May 7, 2023
Have you been given a nickname that you love?
I wonder how we define “nickname.” They have typically been thrown at me because people are too impatient with themselves to correctly say my name. White supremacy encouraging simplicity and not respect. My spouse and I have silly endearing words we say at each other, but I would consider that too private to be considered a “nickname.” Has there ever been a nickname that I truly love? One that doesn’t feel like a mockery? Like an attempt for me to be approachable to white people at the sacrifice of my own self-respect?

There is my family name: Munni. The thought of this name brings warm joy to my skin. In my family’s culture, people often have formal names and family names. I don’t quite know the history or reason for family names, but I’m curious to learn.
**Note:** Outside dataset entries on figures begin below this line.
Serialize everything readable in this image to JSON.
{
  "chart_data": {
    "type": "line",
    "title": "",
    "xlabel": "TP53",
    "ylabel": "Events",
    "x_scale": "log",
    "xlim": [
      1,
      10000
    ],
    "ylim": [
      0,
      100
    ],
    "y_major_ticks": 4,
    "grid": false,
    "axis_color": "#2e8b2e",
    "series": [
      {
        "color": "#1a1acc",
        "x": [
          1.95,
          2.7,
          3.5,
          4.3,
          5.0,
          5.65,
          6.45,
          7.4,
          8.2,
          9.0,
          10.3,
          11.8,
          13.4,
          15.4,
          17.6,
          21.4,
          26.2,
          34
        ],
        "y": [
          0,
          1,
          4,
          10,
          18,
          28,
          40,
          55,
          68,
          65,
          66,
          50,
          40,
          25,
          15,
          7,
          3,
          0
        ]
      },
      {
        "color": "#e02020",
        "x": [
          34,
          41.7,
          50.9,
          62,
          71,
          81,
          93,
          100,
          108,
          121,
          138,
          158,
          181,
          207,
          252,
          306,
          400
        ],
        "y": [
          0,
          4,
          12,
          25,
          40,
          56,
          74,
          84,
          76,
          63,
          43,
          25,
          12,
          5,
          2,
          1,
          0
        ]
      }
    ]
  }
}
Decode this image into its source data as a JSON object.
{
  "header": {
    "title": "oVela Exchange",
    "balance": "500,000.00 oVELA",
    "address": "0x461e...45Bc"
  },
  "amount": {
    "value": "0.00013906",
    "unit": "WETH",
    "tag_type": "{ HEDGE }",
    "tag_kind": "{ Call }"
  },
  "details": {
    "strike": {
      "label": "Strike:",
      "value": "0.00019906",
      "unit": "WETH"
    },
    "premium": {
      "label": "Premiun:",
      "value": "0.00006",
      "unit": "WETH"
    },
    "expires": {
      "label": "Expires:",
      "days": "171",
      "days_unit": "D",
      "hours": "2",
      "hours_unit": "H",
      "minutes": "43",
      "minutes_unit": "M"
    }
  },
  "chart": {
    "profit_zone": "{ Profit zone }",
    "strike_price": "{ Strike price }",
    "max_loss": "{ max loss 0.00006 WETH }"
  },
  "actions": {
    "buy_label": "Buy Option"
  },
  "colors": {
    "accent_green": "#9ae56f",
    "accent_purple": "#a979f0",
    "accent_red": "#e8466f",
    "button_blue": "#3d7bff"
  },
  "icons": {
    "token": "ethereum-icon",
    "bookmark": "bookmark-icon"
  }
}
From what I understand, “Munni” means “baby of the family.” My family name has been used by my parents and brother since before I could remember, but only at home, never with their co-workers or at the doctor’s office. Those were places for my formal name: Rajani. Extended family would ask after me on landline long-distance calls and postal mail, “How is little Munni?” More recently Ravi’s partner Nicole asked to call me “Munni,” which just made sense because I see her as a sister.
To me, the family name is a signifier of something deeper than a “nickname.” While Rajani is mine to use and mold as I carve my space in this world, Munni is about me but beyond me. It is unconditional love baked into my DNA. It brings me back to protected moments in my childhood. Munni is a reminder that no matter what paths move me or harms pause me, I have a place somewhere.